Natural killer cell tolerance : influence of the MHC class I expression in the host

Development of self-tolerance in the immune system is characterized by somatic processes aiming at permanently eliminating, or silencing, potentially autoreactive lymphocytes. Such tolerance mechanisms are of outmost importance if autoimmunity is to be avoided. This thesis deals with tolerance development in natural killer (NK) cells, the third largest lymphocyte population. These cells are part of the innate immune system and participate in rejection of tumor cells and bone marrow transplants, clearance of viral and other infections, and in immunoregulation. NK cells were discovered in 1975, and were at that time considered to be a homogenous population of cells capable only of nonspecific effector mechanisms. As the role of the polymorphic MHC class I molecules in NK cell recognition has gradually emerged, there has been an increasing interest in exploring somatic processes for shaping of NK cell specificity and tolerance.

The NK cell pool is now known to contain a large number of subpopulations with different specificities. The specificity of each NK cell is determined by its composition of MHC-specific receptors, both inhibitory and activating. In the mouse, those are either Ly49 or CD941NKG2 receptors. Each Ly49 receptor is specific for a set of MHC class la molecules, while CD94/NKG2A, the only receptor in this family whose specificity is known, recognizes an MHC class lb molecule, Qa-1. NK cell specificity is a complex issue, since most NK cells express more than one, perhaps an average of three to four, different receptors, both activating and inhibitory ones. The studies included here describes attempts to dissect the complexity of NK cell specificity and tolerance, in particular how host MHC class I molecules influence NK cells. MHC class I transgenic mice have been central tools, including one line with a mosaic expression pattern of the introduced gene. Two different cellular phenotypes, sharing two MHC class I alleles but differing in expression of a third, coexist in these mice.
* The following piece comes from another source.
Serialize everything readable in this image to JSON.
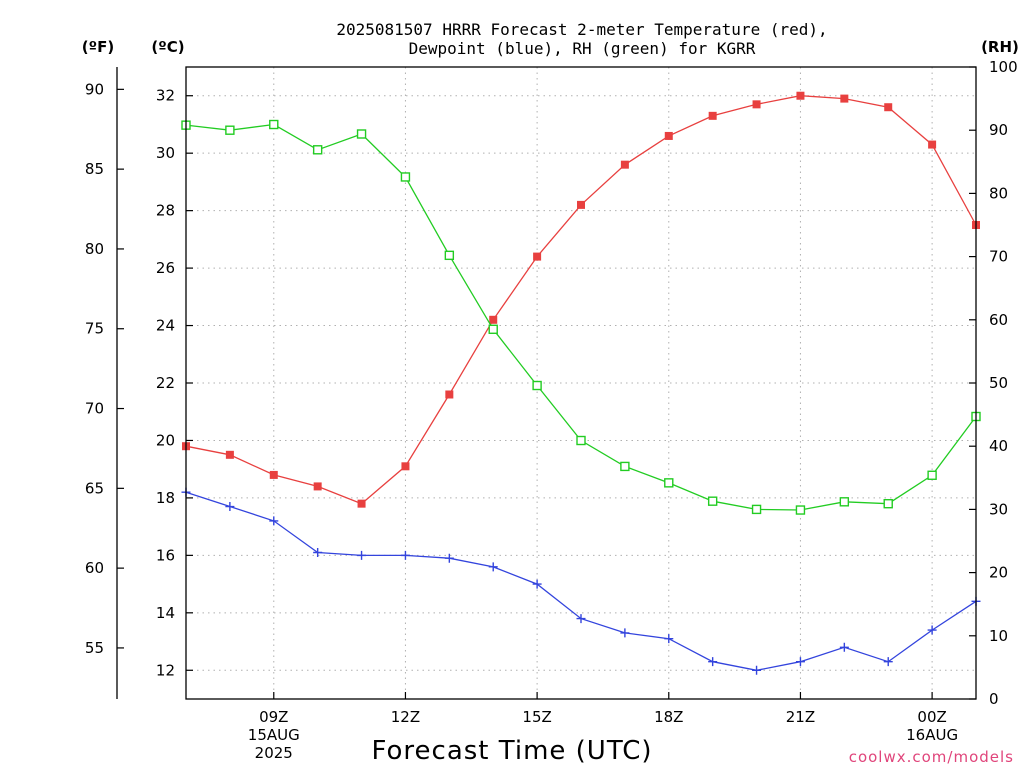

The studies have revealed that the peptide-binding part of host MHC class I molecules strongly influence development of NK cell specificity. However, not all MHC class I molecules of the host have a critical influence on NK cell education. With regard to self-tolerance, the studies with mice containing mixed MHC phenotypes have shown that autoreactive NK cells are not eliminated, at least not all of them: when tolerant NK cells were removed from their mosaic environment and cultured in vitro, tolerance was rapidly lost. This suggests that NK cell tolerance, in contrast to central T cell tolerance, may rely on mechanisms that need to operate continuously in vivo. Studies in mixed bone marrow chimeric mice indicated that the number of interactions between NK cells and potential targets with a given MHC phenotype may be important. The studies on Ly49A receptors in mosaic mice showed that the MHC class I molecules on surrounding cells as well as on the NK cell itself play distinct roles in regulating receptor expression. Further studies are required to determine how this relates to tolerance. Finally, liver and intestinal expression of an MHC class I transgene was sufficient to induce T-cell tolerance, but did not influence NK cell specificity.

In conclusion, although NK cell specificity is determined by the peptide presenting part of the MHC class I molecule, the processes leading to tolerance may be fundamentally different from those regulating the T-cell repertoire. Continuous regulation through interactions with surrounding cells is discussed as one possibly important factor in NK cell tolerance.